Alevi Haber Ajansi

Cumartesi Anneleri 691. eyleminde: Oylar demokrasiye verilsin

PİRHA- Genel seçimler öncesinde 691’inci kez Galatasaray Lisesi önünde biraraya gelen Cumartesi Anneleri, oyların, demokrasiye ve adalete verilmesi çağrısı yaptı.

Cumartesi Anneleri, kayıpların akıbetini sormak ve faillerin yargılanması talebiyle 691’inci kez Galatasaray Meydanı’nda bir araya geldi. Eylemde üzerine beyaz tülbent ile karanfiller bırakılan “Failler Belli, Kayıplar Nerede” yazılı pankart açılırken, gözaltında kaybedilenlerin fotoğrafları da taşındı. Eylemde, genel seçimlerde demokrasiye oy verilmesi çağrısı yapılırken, 7 Haziran 1994’te Hakkari’de gözaltına alındıktan sonra kaybedilen Mehmet Zeki Doğan için adalet istendi.

Eylemde ilk olarak konuşan Cumartesi Anneleri’nden Maside Ocak, eylemin genel seçimler öncesinde yapıldığını hatırlatarak, oy kulananların da iktidarın davranışlarından sorumlu olduğunu ifade etti, oylar, “Demokrasiye ve adalete verilsin” dedi.

Maside’nin ardından, 1994’te Bitlis’te kaybedilip öldürülen Özgür Gündem muhabiri Ferhat Tepe’nin annesi Zübeyde Tepe söz aldı. Tepe, Cumartesi Anneleri’nin eylemlerinden beri Türkiye’de 17 iktidar değiştiğini ifade ederek, hiçbir iktidarın kaybedilen yakınlarının akıbetini açıklamadığını belirtti.

“Biz onlardan bişey istemedik çocuklarımızın katillerini istedik” diyen Tepe, “Ama hiçbir iktidar bir adale sağlamadı. Adalet görmedik onlardan” dedi.

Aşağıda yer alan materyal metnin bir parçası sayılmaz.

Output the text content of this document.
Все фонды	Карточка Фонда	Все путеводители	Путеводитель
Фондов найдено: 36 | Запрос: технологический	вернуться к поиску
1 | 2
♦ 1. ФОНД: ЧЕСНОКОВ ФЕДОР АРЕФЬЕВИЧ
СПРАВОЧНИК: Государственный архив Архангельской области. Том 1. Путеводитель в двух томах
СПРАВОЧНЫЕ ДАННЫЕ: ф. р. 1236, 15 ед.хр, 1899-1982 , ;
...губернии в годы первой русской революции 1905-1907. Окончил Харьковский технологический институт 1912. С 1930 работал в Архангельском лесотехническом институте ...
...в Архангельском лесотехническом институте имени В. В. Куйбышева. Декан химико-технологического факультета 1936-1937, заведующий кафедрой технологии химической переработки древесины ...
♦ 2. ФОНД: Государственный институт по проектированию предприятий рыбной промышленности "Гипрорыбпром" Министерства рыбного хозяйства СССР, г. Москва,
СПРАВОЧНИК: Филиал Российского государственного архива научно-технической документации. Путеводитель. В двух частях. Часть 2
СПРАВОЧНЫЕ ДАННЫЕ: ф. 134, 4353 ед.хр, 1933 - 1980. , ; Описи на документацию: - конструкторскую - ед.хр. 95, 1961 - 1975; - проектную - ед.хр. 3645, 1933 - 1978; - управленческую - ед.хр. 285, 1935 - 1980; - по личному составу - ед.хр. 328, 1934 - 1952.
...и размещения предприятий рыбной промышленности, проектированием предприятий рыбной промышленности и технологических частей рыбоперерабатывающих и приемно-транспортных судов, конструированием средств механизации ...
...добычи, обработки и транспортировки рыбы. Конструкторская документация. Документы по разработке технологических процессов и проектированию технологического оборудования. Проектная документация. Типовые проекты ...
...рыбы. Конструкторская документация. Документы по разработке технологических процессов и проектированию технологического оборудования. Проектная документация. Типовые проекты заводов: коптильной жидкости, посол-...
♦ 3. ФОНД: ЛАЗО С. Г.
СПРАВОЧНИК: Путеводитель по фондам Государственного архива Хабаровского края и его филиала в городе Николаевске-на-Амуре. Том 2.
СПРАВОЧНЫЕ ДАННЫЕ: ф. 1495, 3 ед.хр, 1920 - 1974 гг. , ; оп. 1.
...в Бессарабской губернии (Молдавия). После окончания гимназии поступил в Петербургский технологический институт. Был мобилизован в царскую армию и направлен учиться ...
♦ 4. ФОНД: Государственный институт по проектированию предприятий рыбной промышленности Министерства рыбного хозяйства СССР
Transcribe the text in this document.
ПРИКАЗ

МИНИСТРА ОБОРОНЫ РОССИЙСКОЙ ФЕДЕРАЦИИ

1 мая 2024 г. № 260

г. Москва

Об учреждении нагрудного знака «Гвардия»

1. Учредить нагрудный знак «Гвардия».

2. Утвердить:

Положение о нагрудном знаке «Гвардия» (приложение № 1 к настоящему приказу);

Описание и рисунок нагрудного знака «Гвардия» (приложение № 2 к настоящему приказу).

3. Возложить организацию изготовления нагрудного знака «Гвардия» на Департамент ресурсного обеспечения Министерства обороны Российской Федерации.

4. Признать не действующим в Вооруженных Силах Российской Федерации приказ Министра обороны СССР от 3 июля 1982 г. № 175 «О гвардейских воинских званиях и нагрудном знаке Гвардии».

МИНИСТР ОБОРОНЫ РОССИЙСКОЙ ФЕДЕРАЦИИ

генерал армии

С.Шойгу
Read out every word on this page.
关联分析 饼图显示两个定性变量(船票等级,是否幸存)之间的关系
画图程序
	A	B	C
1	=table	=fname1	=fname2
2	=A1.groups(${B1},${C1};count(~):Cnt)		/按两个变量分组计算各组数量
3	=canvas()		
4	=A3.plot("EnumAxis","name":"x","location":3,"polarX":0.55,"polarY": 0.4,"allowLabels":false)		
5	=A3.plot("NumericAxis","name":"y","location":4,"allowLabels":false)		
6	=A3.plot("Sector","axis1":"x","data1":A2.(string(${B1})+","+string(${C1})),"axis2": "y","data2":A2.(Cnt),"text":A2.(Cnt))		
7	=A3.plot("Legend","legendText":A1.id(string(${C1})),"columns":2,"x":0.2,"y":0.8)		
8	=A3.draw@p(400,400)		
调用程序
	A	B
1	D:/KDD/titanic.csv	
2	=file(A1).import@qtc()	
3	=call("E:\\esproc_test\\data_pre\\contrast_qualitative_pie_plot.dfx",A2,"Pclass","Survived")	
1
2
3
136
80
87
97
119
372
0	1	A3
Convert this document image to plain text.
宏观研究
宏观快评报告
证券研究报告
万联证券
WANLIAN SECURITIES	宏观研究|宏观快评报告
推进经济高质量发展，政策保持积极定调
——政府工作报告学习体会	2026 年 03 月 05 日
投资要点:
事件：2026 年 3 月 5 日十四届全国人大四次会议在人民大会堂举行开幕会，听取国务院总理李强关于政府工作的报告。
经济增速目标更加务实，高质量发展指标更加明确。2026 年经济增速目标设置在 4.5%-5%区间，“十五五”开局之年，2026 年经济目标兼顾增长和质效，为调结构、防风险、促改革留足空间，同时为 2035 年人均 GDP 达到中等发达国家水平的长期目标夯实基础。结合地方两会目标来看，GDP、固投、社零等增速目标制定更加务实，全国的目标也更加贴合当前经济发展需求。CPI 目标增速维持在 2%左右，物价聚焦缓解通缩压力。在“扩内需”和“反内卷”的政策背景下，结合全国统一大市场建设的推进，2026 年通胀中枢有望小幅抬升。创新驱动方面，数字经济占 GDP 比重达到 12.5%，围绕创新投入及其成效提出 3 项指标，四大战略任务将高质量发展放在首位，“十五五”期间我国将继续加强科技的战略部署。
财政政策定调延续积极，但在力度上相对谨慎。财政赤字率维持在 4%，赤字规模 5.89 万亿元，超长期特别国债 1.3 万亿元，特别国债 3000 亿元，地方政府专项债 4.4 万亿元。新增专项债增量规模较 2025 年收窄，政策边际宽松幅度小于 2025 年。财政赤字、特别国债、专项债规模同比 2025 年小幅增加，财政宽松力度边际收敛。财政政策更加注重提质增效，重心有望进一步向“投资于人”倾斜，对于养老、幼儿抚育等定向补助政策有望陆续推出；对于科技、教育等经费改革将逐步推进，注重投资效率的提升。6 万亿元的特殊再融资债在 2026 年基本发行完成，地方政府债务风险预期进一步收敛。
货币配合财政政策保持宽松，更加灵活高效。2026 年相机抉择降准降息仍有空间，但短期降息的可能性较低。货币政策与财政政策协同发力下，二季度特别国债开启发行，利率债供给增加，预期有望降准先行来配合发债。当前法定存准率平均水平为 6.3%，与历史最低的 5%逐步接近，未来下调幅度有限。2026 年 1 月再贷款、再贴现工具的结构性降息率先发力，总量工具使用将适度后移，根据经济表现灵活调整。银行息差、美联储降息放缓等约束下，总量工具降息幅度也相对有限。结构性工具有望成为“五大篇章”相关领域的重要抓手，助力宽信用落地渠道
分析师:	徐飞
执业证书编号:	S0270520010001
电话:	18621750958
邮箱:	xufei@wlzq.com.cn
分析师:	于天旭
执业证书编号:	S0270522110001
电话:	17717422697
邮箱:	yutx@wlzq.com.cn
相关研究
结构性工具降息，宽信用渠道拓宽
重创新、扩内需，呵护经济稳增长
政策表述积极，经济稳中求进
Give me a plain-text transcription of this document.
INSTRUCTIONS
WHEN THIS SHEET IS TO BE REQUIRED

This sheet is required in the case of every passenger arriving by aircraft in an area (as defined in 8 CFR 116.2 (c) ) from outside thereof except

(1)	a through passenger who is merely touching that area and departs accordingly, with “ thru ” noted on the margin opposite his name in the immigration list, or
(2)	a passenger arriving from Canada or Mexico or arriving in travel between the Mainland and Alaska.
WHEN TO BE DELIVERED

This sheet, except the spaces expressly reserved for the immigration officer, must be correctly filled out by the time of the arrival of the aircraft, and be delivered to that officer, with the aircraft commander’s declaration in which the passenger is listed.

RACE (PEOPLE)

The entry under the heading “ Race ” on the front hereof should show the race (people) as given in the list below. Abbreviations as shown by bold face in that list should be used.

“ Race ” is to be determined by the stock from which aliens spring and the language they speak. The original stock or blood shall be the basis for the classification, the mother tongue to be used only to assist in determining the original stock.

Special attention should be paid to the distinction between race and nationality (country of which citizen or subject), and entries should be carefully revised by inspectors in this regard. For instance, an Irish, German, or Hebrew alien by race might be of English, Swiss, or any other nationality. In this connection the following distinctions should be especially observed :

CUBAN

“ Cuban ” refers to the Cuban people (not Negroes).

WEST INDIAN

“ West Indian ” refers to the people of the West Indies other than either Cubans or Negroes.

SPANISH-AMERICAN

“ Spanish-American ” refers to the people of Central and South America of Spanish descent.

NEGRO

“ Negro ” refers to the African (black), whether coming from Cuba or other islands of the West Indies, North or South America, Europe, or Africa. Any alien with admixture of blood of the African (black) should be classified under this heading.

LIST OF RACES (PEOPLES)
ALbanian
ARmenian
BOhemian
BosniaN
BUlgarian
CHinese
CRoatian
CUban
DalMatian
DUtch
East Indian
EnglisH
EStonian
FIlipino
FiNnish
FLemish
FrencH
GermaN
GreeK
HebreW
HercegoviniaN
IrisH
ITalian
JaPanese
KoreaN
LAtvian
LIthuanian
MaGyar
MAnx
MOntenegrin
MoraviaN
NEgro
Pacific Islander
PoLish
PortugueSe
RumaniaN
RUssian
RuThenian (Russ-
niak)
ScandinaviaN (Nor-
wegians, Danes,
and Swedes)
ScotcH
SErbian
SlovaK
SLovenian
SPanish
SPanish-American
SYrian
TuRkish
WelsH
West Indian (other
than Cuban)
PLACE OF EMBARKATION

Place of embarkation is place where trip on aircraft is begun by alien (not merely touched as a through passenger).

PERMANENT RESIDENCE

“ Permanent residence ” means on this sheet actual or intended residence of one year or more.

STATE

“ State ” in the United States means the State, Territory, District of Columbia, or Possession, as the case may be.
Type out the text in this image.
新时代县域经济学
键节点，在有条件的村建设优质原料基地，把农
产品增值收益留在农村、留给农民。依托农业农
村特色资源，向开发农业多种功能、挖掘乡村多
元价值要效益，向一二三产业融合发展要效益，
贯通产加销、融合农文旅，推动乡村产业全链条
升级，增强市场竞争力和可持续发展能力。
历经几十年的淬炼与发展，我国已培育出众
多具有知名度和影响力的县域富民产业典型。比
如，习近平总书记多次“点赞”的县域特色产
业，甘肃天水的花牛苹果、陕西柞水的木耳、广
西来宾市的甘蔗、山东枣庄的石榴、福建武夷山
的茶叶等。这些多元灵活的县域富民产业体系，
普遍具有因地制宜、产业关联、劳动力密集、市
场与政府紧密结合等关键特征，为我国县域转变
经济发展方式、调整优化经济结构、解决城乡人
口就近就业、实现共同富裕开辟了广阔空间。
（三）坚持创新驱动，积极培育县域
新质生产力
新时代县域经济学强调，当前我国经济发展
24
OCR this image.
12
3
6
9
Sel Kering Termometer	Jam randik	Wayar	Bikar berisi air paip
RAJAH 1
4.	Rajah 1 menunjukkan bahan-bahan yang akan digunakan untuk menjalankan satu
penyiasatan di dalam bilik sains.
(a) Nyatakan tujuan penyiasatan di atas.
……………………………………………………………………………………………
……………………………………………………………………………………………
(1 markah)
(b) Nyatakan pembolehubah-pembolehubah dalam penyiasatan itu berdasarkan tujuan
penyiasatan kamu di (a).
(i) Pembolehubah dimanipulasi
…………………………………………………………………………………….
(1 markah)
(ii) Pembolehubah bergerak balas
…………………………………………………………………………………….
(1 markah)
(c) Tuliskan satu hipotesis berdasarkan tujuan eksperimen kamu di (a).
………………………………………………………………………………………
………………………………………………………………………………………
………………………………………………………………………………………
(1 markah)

Binlerce insanın şuanda da politik nedenlerle cezaevinde olduğunu söyleyen Tepe, “Biz onların bırakılmasını istiyoruz. Adalet adalet adalet istiyoruz” diye vurguladı.

Daha sonra haftanın basın açıklamasını Cumartesi Anneleri’nden Sürgün Taşkaya okudu. “Bütün insanlar başkasına devredilemez haklara doğuştan sahiptir” diyerek sözlerine başlayan Taşkaya, “Demokratik devIetlerde bağımsız yargı yurttaşların haklarını korumak, hak ihlalinde bulunanların hukuk çerçevesinde yargılanmasını sağlamakla görevlidir. Türkiye’de bu iktidarlar bu görevini yerine getirmediği için 691 haftadır burayadayız” dedi.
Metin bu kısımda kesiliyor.